Utilizzando il nostro sito web, si acconsente all'uso dei cookie anche di terze parti.


Referendum Procreazione Medicalmente Assistita: si vota il 12 e il 13 giugno

on .

Il Governo ha fissato per domenica 12 e lunedì 13 giugno le date per i referendum sulla procreazione assistita. Come riferito dal ministro dell'Interno Giuseppe Pisanu, il governo ha fissato la data per il secondo fine settimana di giugno per "eliminare l'impatto negativo sull'anno scolastico" che chiude prima, ed "evitare il ponte del 2 giugno che certamente potrebbe distrarre i cittadini".


 Referendum Procreazione Medicalmente Assistita Sfuma così la data del 29 maggio, richiesta dai promotori dei Referendum, nonostante le dure repliche di ieri alle argomentazioni di Carlo Giovanardi, ministro per i Rapporti con il Parlamento, secondo cui le elezioni amministrative di fine maggio in Sicilia impediscono la consultazione referendaria.

Impossibilità contestata da Antonio Del Pennino e Lanfranco Turci, rispettivamente presidente e tesoriere del Comitato promotore dei referendum sulla procreazione assistita, che hanno definito pretestuose le argomentazioni di Giovanardi. “Non esiste alcuna disposizione legislativa che impedisca l'abbinamento tra referendum ed elezioni amministrative – hanno precisato Del Pennino e Turci. Quanto alle argomentazioni sulle ragioni tecniche che non consentirebbero l'abbinamento, va rilevato che si tratta di impedimenti superabili con un semplice decreto”.

Ma, ha spiegato oggi il ministro dell’Interno, per l'emanazione di un decreto legge "non c'è la necessaria unanimità politica, né tra le forze di maggioranza né tra quelle di opposizione". Essendo state consultazioni riservate, non è emerso alcun dettaglio su quali siano state le forze politiche di opposizione contrarie ad anticipare il voto.

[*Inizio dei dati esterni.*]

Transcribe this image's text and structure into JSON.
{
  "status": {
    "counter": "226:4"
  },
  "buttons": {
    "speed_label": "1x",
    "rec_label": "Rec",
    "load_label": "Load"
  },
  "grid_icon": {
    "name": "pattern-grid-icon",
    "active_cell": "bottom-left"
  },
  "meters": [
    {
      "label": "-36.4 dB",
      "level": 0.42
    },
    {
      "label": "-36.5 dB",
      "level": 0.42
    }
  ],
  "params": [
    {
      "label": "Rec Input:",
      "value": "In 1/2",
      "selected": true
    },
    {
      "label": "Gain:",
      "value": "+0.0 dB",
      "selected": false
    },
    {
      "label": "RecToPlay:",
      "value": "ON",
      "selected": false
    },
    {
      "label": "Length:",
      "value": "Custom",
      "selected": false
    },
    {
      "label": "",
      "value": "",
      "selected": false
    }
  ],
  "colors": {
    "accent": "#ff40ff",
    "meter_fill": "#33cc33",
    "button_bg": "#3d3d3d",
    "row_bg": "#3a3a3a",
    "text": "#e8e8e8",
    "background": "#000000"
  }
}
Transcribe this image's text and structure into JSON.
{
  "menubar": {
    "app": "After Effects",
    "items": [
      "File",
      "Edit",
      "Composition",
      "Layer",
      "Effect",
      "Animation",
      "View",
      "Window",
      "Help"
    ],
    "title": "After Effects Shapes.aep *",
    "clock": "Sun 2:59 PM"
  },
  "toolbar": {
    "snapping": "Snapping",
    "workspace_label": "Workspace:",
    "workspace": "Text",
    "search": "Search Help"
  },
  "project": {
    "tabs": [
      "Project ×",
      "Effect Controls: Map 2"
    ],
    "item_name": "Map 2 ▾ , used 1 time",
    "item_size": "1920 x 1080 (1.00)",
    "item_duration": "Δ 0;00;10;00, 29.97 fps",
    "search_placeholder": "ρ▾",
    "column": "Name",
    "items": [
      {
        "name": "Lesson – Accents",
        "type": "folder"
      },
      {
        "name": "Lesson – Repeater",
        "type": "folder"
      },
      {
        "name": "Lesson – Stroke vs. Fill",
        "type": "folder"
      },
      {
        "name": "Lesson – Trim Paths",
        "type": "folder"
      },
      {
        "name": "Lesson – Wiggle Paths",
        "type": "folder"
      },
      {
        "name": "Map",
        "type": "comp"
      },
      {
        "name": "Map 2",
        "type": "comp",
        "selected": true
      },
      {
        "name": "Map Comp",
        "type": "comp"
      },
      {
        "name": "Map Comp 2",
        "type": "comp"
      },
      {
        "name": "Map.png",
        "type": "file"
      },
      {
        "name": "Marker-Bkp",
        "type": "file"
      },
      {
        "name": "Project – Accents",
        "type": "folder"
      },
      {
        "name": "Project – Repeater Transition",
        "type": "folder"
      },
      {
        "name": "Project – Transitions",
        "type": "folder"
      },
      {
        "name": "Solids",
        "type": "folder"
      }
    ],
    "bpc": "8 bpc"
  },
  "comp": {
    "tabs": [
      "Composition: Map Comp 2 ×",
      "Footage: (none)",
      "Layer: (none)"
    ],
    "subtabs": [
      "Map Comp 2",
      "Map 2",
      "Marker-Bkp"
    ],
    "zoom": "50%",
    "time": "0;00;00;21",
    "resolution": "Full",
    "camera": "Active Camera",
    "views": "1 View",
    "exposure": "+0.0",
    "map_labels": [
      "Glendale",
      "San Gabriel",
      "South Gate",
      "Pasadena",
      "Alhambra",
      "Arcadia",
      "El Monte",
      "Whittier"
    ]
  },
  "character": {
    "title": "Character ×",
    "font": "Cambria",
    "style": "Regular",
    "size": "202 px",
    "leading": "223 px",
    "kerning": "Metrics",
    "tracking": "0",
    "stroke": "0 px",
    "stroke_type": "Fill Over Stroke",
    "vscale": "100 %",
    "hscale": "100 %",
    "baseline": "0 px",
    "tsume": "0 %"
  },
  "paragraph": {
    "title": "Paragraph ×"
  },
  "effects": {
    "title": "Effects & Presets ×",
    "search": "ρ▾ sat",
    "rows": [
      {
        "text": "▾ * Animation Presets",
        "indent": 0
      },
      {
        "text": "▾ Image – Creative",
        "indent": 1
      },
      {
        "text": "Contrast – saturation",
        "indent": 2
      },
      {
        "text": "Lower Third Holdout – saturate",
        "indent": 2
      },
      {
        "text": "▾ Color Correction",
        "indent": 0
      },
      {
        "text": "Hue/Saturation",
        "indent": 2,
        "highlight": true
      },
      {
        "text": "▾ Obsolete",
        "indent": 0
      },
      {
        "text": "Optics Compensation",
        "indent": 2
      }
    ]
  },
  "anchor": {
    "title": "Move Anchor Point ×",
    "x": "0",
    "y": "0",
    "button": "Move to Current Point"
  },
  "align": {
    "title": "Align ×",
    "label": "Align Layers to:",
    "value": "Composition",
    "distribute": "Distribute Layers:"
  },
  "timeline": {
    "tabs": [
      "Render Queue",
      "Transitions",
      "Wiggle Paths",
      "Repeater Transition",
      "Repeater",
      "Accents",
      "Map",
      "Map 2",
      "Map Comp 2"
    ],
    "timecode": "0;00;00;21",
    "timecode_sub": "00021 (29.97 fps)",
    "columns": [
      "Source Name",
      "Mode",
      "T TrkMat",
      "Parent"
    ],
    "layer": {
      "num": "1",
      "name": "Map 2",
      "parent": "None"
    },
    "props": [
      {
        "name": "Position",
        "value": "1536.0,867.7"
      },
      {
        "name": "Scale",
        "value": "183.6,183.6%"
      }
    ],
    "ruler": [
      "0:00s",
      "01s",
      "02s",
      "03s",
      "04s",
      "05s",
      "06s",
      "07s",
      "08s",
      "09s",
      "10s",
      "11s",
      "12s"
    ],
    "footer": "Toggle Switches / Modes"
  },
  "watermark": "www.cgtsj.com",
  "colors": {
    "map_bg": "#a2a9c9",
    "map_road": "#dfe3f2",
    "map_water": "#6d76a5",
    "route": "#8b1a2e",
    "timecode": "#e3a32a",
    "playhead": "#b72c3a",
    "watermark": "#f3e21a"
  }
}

"Una scelta antidemocratica ed arrogante", secondo Tiziana Valpiana (Prc) e Katia Zanotti (Ds). Le due parlamentari, che fanno parte del comitato nazionale per il referendum, sostengono che la scelta del governo impedisce l’espressione del pronunciamento popolare contro una legge che nega alle donne la libertà di ricorrere alla scienza per avere figli e nega la libertà della scienza, promuovendo, nel contempo, la cultura dell’astensionismo divulgata dalla gerarchie ecclesiastiche. “Il governo ha gettato la maschera – ha aggiunto Tiziana Valpiana – ed ha fatto una scelta politica grave che ”. Un altro, evidente segno di debolezza di questo governo, che ha paura del pronunciamento popolare.

“Finalmente il Governo ha pontificato sulla data del Referendum tirando fuori dal cappello uno dei tanti giochini di prestigio utilizzati maldestramente per continuare a tenere il comando di un Paese che non lo riconosce più” – ha affermato Elettra Deiana (Prc). “Sarà una domenica di metà giugno in un’atmosfera oramai prevacanziera sperando così, per non vedere ripetuta la batosta che i cittadini e le cittadine gli hanno inflitto con i risultati delle regionali, in un clima di smobilitazione estiva. Un atto di debolezza e allo stesso tempo di arroganza e di prevaricazione nei confronti della volontà di migliaia di cittadini e cittadine che questo referendum lo hanno voluto sottoscrivendo i quesiti con i quali abolire le parti più repressive della legge 40”.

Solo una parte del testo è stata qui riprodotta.